Die Skulpturen, gehoben bei den Ausgrabungen der Kathedrale St. Gallen von 1963–1967, stammen aus drei durch die Befunde festgelegten Zeithorizonten: – vor 720: ein Einzelstück, ausserordentlich in Form und Dekor – um 760 (Kirche Maria/Gallus II): ein Ensemble mit besonderen Werkstücken – Zeit von Abt Gozbert (816–837): Fragmente von liturgischem Mobiliar, vor allem aber 15 Kapitelle und Kämpfer ungewöhnlicher Grösse und Form, die im Mönchschor der Klosterkirche standen; diese erbaute Abt Gozbert gegen 835 in monumentalem Ausmass.

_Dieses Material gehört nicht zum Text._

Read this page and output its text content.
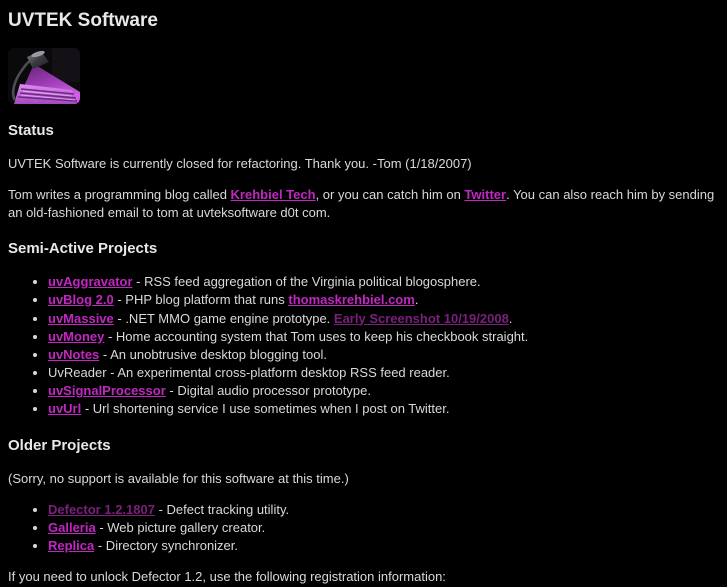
UVTEK Software
Status

UVTEK Software is currently closed for refactoring. Thank you. -Tom (1/18/2007)

Tom writes a programming blog called Krehbiel Tech, or you can catch him on Twitter. You can also reach him by sending an old-fashioned email to tom at uvteksoftware d0t com.

Semi-Active Projects
• uvAggravator - RSS feed aggregation of the Virginia political blogosphere.
• uvBlog 2.0 - PHP blog platform that runs thomaskrehbiel.com.
• uvMassive - .NET MMO game engine prototype. Early Screenshot 10/19/2008.
• uvMoney - Home accounting system that Tom uses to keep his checkbook straight.
• uvNotes - An unobtrusive desktop blogging tool.
• UvReader - An experimental cross-platform desktop RSS feed reader.
• uvSignalProcessor - Digital audio processor prototype.
• uvUrl - Url shortening service I use sometimes when I post on Twitter.
Older Projects

(Sorry, no support is available for this software at this time.)

• Defector 1.2.1807 - Defect tracking utility.
• Galleria - Web picture gallery creator.
• Replica - Directory synchronizer.

If you need to unlock Defector 1.2, use the following registration information:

Weit ausgreifende Studien erhellen die Genese des eigenwilligen Formenschatzes der Bauskulptur: Elemente unterschiedlicher Traditionen werden aufgenommen und zu etwas Eigenem gestaltet. Dank günstiger Konstellation bietet die St. Galler Skulptur die Möglichkeit für Stilanalysen, in denen stratigraphisch datierte Objekte aus der 2. Hälfte des 8. Jh. und dem 2. Viertel des 9. Jh. mit ähnlichen Motiven einander gegenübergestellt werden. Derartige Fälle sind selten.

Drei Abhandlungen widmen sich den Schilfblattkapitellen (Ulf Schulte-Umberg), technischen Aspekten der Gozbert’schen Kapitelle (Peter Völkle) und der Frage nach deren Fassung (Patrick Cassitti/Rufino Emmenegger).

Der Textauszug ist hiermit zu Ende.